Busani Bafana reports.

Forget the linear system of promoting technologies in agriculture; Africa needs inclusive methods that will speed up the adoption of new technologies by poor farmers, say experts.

"The linear approach has not helped Africa," says FARA executive director, Dr. Monty Jones. "Adoption of technologies is only about 10 percent but where we have implemented the innovations system approach which brings everyone together, we have seen the rate of adoption shoot up from 10 to 90 percent."

Bemoaning past linear patterns of promoting innovations and technologies as being effective, Dr. Jones said Africa had credible technologies but these had not made the desired impact due to poor implementation approaches. Africa has made a breakthrough in technologies, such as the tissue culture banana, which has out yielded the traditional banana by up to 50 percent raising farmer incomes. The New Rice for Africa (NERICA) has doubled yields of previously known varieties, while striga resistant maize has boosted grain yields in some parts of Africa.
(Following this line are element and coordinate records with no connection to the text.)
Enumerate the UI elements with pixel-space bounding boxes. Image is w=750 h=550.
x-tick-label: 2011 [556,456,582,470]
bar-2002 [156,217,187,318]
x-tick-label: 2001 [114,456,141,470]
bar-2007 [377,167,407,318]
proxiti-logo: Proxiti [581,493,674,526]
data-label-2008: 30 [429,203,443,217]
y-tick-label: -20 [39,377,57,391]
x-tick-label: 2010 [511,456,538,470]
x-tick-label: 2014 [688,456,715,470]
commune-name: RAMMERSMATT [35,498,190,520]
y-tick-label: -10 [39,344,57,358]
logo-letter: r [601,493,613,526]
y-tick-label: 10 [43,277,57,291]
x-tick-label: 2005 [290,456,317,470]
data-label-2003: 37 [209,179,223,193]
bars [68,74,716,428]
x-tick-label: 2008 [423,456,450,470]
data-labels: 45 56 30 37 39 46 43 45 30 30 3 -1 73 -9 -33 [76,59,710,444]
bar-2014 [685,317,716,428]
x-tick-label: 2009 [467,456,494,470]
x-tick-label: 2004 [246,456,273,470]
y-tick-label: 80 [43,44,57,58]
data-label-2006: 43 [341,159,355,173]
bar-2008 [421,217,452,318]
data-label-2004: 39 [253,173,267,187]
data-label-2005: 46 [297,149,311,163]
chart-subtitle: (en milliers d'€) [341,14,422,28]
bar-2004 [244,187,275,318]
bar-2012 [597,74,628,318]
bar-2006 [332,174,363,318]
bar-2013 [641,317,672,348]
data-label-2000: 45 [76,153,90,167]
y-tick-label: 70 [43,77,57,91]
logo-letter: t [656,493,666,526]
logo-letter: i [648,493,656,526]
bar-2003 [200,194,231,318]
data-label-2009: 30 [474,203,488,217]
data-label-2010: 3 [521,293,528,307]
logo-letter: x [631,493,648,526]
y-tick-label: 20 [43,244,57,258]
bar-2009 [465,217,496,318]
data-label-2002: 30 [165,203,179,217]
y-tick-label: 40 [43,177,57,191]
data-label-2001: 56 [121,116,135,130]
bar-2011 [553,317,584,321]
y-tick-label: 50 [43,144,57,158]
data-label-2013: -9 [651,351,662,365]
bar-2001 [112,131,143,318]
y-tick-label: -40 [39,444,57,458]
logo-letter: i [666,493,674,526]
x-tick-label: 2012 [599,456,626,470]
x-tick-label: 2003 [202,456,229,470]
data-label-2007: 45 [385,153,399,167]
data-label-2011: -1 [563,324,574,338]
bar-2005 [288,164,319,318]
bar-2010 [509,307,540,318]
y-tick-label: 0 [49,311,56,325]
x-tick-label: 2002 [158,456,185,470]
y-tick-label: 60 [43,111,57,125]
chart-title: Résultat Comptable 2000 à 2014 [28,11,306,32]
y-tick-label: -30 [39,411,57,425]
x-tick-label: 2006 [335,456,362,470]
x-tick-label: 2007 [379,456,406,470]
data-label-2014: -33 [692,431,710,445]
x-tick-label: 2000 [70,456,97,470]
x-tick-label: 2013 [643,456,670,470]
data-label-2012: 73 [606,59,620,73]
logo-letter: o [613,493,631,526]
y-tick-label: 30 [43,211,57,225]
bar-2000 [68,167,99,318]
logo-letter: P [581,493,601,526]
In Burkina Faso, Bt cotton is being promoted to increase income for farmers.

"One of the problems we have faced in Africa is the dissemination of these technologies either because we have not determined appropriate pathways to disseminate those technologies or we do not have the skilled manpower to do that," Jones told a press briefing on the opening day of the 5th Agriculture Science Week in Ouagadougou. "Innovation will increase productivity enabling us to get closer to the six percent agricultural production that has been predicted as the level we must attain by the year 2015."

CTA director, Michael Hailu, said the innovation approach seeks to promote existing knowledge within different stakeholders who then come together to use the knowledge and put into practise.

"The linear approach assumes that researchers will come up with their own ideas of what is needed and work on the technologies without considering what farmers need, said Dr. Hailu adding that, "The whole key is create a space so that everyone has a voice in the process of technology development and dissemination."

The six-day African Agriculture Science Week and FARA General Assembly are expected to produce action plans to develop agriculture in Africa. Low investment in research and development has been singled as a factor stifling the agricultural productivity as well as the adoption of innovation and technology. FARA research has found that Africa is investing about $2.2 billion in research and development efforts, a far cry from the $4 billion needed to increase agricultural output.